Set in the late 1950s about a group of friends at university in Dublin. Benny (a girl) and Eve are friends from the small town of Knockglen, and they become friends with a group including the more glamorous Jack and Nan. I loved this - loved the characters and the settings, both the university life and the small town events. It’s quite a long book but I was completely immersed in it. I’m going to seek out the fun although I gather the ending is different in the film.

minsmum · 09/01/2026 13:53

@Tarragon123 I read that last year and thought it was very good

@ChessieFL there is a restaurant in Inistioge Kilkenny called Circle of Friends

NotWavingButReading · 09/01/2026 14:21

@ChessieFL I love all of her books. They are all similar with great, detailed characters and gentle humour . Some characters pop up in later books in a minor way.

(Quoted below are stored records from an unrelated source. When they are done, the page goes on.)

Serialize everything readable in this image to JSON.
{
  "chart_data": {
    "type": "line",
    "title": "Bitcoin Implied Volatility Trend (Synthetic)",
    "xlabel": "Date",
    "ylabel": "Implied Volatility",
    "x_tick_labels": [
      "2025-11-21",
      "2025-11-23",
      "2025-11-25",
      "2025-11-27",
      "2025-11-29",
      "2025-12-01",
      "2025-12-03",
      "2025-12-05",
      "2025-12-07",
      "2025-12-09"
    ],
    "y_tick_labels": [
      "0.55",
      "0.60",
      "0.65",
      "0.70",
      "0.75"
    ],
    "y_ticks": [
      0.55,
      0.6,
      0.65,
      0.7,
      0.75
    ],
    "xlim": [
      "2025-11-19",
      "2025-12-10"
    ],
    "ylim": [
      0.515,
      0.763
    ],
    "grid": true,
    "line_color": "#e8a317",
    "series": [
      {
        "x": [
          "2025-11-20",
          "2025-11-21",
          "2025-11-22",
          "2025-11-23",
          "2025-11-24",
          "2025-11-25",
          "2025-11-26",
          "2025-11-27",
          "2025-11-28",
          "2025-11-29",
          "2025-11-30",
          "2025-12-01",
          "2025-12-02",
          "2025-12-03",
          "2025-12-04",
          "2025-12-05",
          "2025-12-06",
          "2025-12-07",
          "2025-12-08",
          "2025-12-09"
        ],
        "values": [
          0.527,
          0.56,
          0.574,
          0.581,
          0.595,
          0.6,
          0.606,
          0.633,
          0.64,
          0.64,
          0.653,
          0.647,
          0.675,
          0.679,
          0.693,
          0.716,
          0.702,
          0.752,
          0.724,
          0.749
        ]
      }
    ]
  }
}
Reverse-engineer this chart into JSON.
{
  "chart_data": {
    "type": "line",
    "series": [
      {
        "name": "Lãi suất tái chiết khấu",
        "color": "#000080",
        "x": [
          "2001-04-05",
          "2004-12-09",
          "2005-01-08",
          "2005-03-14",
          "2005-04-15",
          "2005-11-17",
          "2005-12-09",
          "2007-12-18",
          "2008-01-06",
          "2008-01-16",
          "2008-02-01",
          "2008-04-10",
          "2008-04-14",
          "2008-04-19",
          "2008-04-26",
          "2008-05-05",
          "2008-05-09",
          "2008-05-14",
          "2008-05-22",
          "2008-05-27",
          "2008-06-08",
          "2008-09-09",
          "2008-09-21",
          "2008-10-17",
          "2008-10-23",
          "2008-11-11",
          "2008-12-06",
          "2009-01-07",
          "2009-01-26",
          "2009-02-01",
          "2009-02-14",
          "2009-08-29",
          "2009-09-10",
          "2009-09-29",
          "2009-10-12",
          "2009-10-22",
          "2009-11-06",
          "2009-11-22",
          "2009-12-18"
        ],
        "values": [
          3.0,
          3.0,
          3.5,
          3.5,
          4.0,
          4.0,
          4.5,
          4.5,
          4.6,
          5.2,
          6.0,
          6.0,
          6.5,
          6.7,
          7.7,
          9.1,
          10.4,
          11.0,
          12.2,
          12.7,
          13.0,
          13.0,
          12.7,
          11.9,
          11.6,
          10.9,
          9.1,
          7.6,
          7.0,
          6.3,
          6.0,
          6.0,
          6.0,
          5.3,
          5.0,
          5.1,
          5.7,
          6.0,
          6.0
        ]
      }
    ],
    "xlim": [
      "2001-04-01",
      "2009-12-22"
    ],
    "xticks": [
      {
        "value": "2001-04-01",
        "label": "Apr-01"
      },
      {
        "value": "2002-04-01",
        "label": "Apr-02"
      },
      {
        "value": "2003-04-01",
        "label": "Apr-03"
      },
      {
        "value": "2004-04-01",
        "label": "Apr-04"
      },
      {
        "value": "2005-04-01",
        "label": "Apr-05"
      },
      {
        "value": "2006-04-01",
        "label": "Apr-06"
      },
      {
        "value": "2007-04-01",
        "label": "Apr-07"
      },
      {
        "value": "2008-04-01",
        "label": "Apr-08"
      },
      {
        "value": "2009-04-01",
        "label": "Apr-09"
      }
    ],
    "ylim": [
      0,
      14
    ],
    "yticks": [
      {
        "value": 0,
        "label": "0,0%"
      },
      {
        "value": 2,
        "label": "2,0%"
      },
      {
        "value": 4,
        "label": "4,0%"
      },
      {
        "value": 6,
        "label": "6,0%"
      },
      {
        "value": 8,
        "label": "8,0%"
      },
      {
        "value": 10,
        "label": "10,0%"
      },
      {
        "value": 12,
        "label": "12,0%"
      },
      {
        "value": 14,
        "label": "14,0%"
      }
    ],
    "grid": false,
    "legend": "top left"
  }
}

Arran2024 · 09/01/2026 15:09

BeaAndBen · 09/01/2026 12:01

  1. The Stone Diaries, Carol Shields. Absolutely superb. One of those novels that reminds you just how incredible books can be. To try and sum it up would be to diminish it, because "the life of a woman through the 20th century" doesn't sound enough.
It's about who we are, the stories we tell ourselves, being our own unreliable narrator, how others see us, and the wonder hidden in the mundane.

One of my most favourite books ever. I love Carol Shields - I read Larry's Party last year, which was the one I had somehow missed, but it came across as pretty dated (it's about masculinity, but life is very different now for men than when she wrote about it in the 80s).

Everyone is raving about a new book called The Correspondent, which i read and mostly enjoyed and which reminded me of The Stone Diaries, but it's not a patch on it.

Yolandiifuckinvisser · 09/01/2026 15:23

1 Cuddy - Benjamin Myers
The history of Durham Cathedral as narrated by various voices from the past.

The legend of St Cuthbert begins when Brother Cuthbert (the eponymous Cuddy) dies on a small island near Lindisfarne, his remains being removed by monks to escape the attentions of marauding Vikings then trundled around Northern England and Southern Scotland for a few hundred years before achieving their final resting place in the city now known as Durham.

The book is divided into sections taking place 2-3 centuries apart told from the points of view of:
1 - A young woman, travelling with the itinerant monks in the capacity of cook and healer
2 - A woman who escapes the brutality of her existence when her husband goes off to war and she begins a relationship with a stonemason working on the cathedral
3 - The cathedral itself recounting the experiences of Scottish soldiers imprisoned in the deconsecrated Cathedral.
4 - A Victorian archaelogist summoned to oversee the disinterment of Cuddy's remains
5 - A casual labourer in 2019 who secures 2 weeks work assisting the stonemasons engaged in conservation works in the tower

Cuddy himself plays a part in each of their stories, appearing to each as a source of comfort and wisdom. The sense of continuity and permanence of the place is underscored by the repetition of surnames throughout and the presence in each section of a young man with startlingly large eyes.

I loved this, I really enjoyed the different styles of writing for each section and the subtle humour throughout. I've never visited Durham Cathedral and I would dearly love to now I've read this novel, so it probably won't do any harm to the tourist industry in Durham either!